The complex is expected to trigger at least $1 billion in new retail, office, residential and restaurant development around the center’s 5.9-acre location at 1300 Biscayne Blvd., area brokers and developer representatives tell GlobeSt.com. The original development budget was $170 million.

Parker Thompson, a long-time Miami lawyer and chairman of the Miami-Dade Performing Arts Center Trust, calls the $461-million development cost a bargain for the city, even with an overrun of $291 million.

University of Miami economist Michael Connolly says nearby property values have risen 6% more than the rest of the Miami area since 2000. He predicts the rundown area will be turned around in two years.

The only two existing large buildings near the arts center site are the Miami-Dade School Board headquarters and Miami Herald’s printing, editorial and corporate facilities. But new commercial and residential projects are already in the works, area brokers tell GlobeSt.com. About 13,000 condominiums and two million sf of retail are planned or already under construction. The McClatchy Co. of Sacramento, the corporate parent of the Miami Herald, and Miami builder Pedro Martin are planning a $190-million, 695,000-sf retail center and two 60-story residential condo towers on 10 acres between the arts center and the Herald.
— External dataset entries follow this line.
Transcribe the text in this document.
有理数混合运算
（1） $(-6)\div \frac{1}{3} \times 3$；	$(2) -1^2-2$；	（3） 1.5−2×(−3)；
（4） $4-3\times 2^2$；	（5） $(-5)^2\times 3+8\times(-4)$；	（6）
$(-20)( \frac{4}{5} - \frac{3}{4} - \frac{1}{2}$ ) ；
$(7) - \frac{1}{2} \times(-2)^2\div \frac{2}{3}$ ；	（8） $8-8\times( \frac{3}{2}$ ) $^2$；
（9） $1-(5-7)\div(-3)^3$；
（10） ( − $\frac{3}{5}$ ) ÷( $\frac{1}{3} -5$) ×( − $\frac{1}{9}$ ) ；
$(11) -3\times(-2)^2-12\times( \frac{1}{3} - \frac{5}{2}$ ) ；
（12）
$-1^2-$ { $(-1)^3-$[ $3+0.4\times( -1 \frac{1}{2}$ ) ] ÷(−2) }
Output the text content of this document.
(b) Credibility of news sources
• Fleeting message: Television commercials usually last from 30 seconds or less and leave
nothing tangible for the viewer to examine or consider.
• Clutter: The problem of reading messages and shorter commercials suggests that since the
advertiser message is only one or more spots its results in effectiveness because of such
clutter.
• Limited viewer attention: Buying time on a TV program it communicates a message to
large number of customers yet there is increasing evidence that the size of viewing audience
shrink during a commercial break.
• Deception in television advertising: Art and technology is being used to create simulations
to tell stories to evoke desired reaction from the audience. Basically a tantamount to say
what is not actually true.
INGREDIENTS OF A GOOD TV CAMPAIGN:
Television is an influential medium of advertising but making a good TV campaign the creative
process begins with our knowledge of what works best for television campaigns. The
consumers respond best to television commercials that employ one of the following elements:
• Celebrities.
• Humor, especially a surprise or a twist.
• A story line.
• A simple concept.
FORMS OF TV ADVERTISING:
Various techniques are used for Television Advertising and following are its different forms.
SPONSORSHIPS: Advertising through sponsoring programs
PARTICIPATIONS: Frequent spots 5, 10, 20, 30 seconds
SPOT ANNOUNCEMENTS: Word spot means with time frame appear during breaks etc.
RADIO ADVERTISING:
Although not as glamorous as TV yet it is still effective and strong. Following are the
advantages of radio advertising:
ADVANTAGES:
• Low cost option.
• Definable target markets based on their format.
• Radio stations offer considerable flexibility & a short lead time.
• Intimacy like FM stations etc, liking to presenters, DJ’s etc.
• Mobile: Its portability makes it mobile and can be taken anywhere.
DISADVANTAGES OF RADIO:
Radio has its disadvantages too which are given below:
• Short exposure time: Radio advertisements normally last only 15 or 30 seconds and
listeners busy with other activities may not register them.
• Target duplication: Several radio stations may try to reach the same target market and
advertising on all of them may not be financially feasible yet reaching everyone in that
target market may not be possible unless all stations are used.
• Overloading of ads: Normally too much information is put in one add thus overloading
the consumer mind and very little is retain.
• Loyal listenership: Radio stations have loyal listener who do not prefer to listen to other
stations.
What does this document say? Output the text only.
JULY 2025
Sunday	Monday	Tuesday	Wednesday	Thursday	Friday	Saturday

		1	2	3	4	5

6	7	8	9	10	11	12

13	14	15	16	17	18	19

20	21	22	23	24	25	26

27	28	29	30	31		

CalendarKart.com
New York City-based Argent Ventures, which owns the nearby former Omni International Mall, plans to open 40,000 sf of street-level retail by the end of the year, according to Mark Teitelbaum, the firm’s COO. Argent also owns an 11.2-acre tract between 15th Street and North 17th Terrace along Biscayne Boulevard near the arts center site. Argent paid Lehman Brothers $100 million or $8.92 million per acre and $204.97 per sf for the dirt, as GlobeSt.com reported May 10, 2005.

New Haven-based Pelli Clarke Pelli Architects designed the two buildings, which are linked by a plaza and pedestrian bridge. The arts center is named for Miami-based Carnival Corp., a cruise line operator that contributed $20 million for the project. About 3,500 private donors and corporations provided $85 million. The balance of the funds is from public money. The buildings showcase $4.2 million in public art acquired from local, national and international sources.